The results presented here show that calculated mean CBF values in the affected group were similar to those for the control infants of the same GA. Furthermore, for both groups, the mean CBF values rose with GA. However, significantly larger mean deviations in CBF before and after IVH were observed in the neonates of the affected group as compared with the control group. Moreover, the percentage of extreme values was also higher in the affected group than in the control one. To evaluate these extreme values, threshold limits were calculated using the CBF values of the control group. The threshold limits increased with GA. We suggest that these limits be used for routine monitoring of the probability of IVH.

The following limitations should be mentioned. All clinical data were collected retrospectively, and therefore, the number of recordings was different for each infant. Additionally, the measurement of blood gases was done according to clinical routine, which yielded mainly point records and not continuous ones. This means that there may have been variations in parameter values that have not been considered here. Furthermore, having considered only measurements for which the coincident records of pCO2 and MAP are available also reduced the number of available measurements for analysis. Another limitation is that the precise hemorrhage timing was not exactly known, because standard cranial ultrasound was not performed routinely every day. Lastly, only three clinical parameters, although the most important ones [9], were analyzed in our research. The origin of IVH, however, is multifactorial [3] and other medical conditions may also play a role.

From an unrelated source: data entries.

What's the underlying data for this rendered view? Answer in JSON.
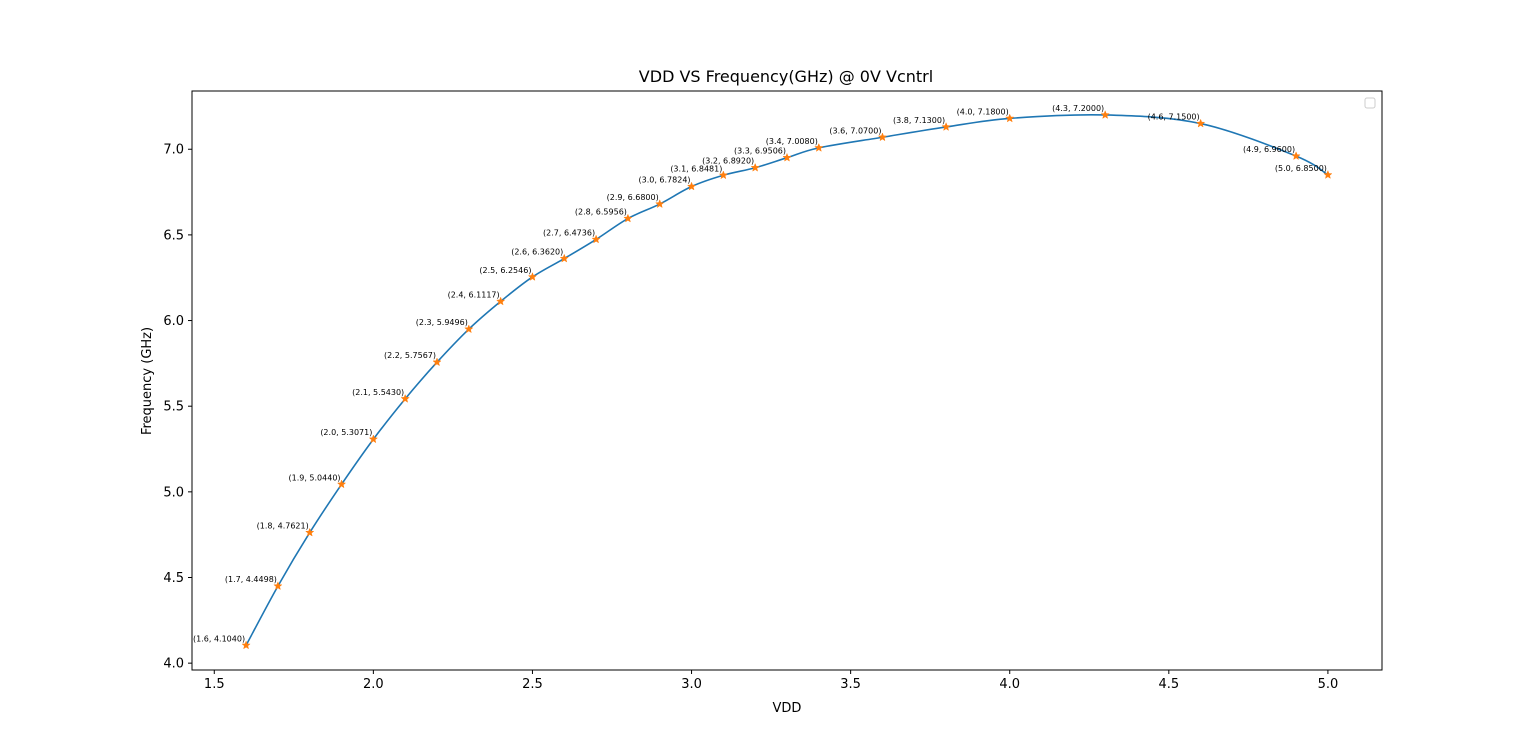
{
  "chart_data": {
    "type": "line",
    "title": "VDD VS Frequency(GHz) @ 0V Vcntrl",
    "xlabel": "VDD",
    "ylabel": "Frequency (GHz)",
    "xlim": [
      1.43,
      5.17
    ],
    "ylim": [
      3.96,
      7.34
    ],
    "xticks": [
      "1.5",
      "2.0",
      "2.5",
      "3.0",
      "3.5",
      "4.0",
      "4.5",
      "5.0"
    ],
    "xtick_values": [
      1.5,
      2.0,
      2.5,
      3.0,
      3.5,
      4.0,
      4.5,
      5.0
    ],
    "yticks": [
      "4.0",
      "4.5",
      "5.0",
      "5.5",
      "6.0",
      "6.5",
      "7.0"
    ],
    "ytick_values": [
      4.0,
      4.5,
      5.0,
      5.5,
      6.0,
      6.5,
      7.0
    ],
    "grid": false,
    "legend": "top-right",
    "line_color": "#1f77b4",
    "marker_color": "#ff7f0e",
    "marker": "star",
    "points": [
      {
        "x": 1.6,
        "y": 4.104,
        "label": "(1.6, 4.1040)"
      },
      {
        "x": 1.7,
        "y": 4.4498,
        "label": "(1.7, 4.4498)"
      },
      {
        "x": 1.8,
        "y": 4.7621,
        "label": "(1.8, 4.7621)"
      },
      {
        "x": 1.9,
        "y": 5.044,
        "label": "(1.9, 5.0440)"
      },
      {
        "x": 2.0,
        "y": 5.3071,
        "label": "(2.0, 5.3071)"
      },
      {
        "x": 2.1,
        "y": 5.543,
        "label": "(2.1, 5.5430)"
      },
      {
        "x": 2.2,
        "y": 5.7567,
        "label": "(2.2, 5.7567)"
      },
      {
        "x": 2.3,
        "y": 5.9496,
        "label": "(2.3, 5.9496)"
      },
      {
        "x": 2.4,
        "y": 6.1117,
        "label": "(2.4, 6.1117)"
      },
      {
        "x": 2.5,
        "y": 6.2546,
        "label": "(2.5, 6.2546)"
      },
      {
        "x": 2.6,
        "y": 6.362,
        "label": "(2.6, 6.3620)"
      },
      {
        "x": 2.7,
        "y": 6.4736,
        "label": "(2.7, 6.4736)"
      },
      {
        "x": 2.8,
        "y": 6.5956,
        "label": "(2.8, 6.5956)"
      },
      {
        "x": 2.9,
        "y": 6.68,
        "label": "(2.9, 6.6800)"
      },
      {
        "x": 3.0,
        "y": 6.7824,
        "label": "(3.0, 6.7824)"
      },
      {
        "x": 3.1,
        "y": 6.8481,
        "label": "(3.1, 6.8481)"
      },
      {
        "x": 3.2,
        "y": 6.892,
        "label": "(3.2, 6.8920)"
      },
      {
        "x": 3.3,
        "y": 6.9506,
        "label": "(3.3, 6.9506)"
      },
      {
        "x": 3.4,
        "y": 7.008,
        "label": "(3.4, 7.0080)"
      },
      {
        "x": 3.6,
        "y": 7.07,
        "label": "(3.6, 7.0700)"
      },
      {
        "x": 3.8,
        "y": 7.13,
        "label": "(3.8, 7.1300)"
      },
      {
        "x": 4.0,
        "y": 7.18,
        "label": "(4.0, 7.1800)"
      },
      {
        "x": 4.3,
        "y": 7.2,
        "label": "(4.3, 7.2000)"
      },
      {
        "x": 4.6,
        "y": 7.15,
        "label": "(4.6, 7.1500)"
      },
      {
        "x": 4.9,
        "y": 6.96,
        "label": "(4.9, 6.9600)"
      },
      {
        "x": 5.0,
        "y": 6.85,
        "label": "(5.0, 6.8500)"
      }
    ]
  }
}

Nevertheless, the main conclusions of the present study could be helpful for better prediction of IVH and its evolution.

Conclusions

The mean values of clinically measured pCO2 and MAP, as well as the mean absolute deviation of numerically calculated CBF, in premature neonates who developed IVH showed a statistically significant difference in the corresponding values in premature neonates without IVH. The typical characteristics of the infants diagnosed with IVH were hypercapnia (increased pCO2), hypotension (decreased MAP), and highly fluctuating CBF. Each of these conditions can lead to damage of the fragile vessels of the germinal matrix, and therefore, to the origin of IVH. As shown here by the quantification of CBF, future research on the processes leading to IVH can benefit from mathematical modeling of structural and metabolic conditions in the immature brain.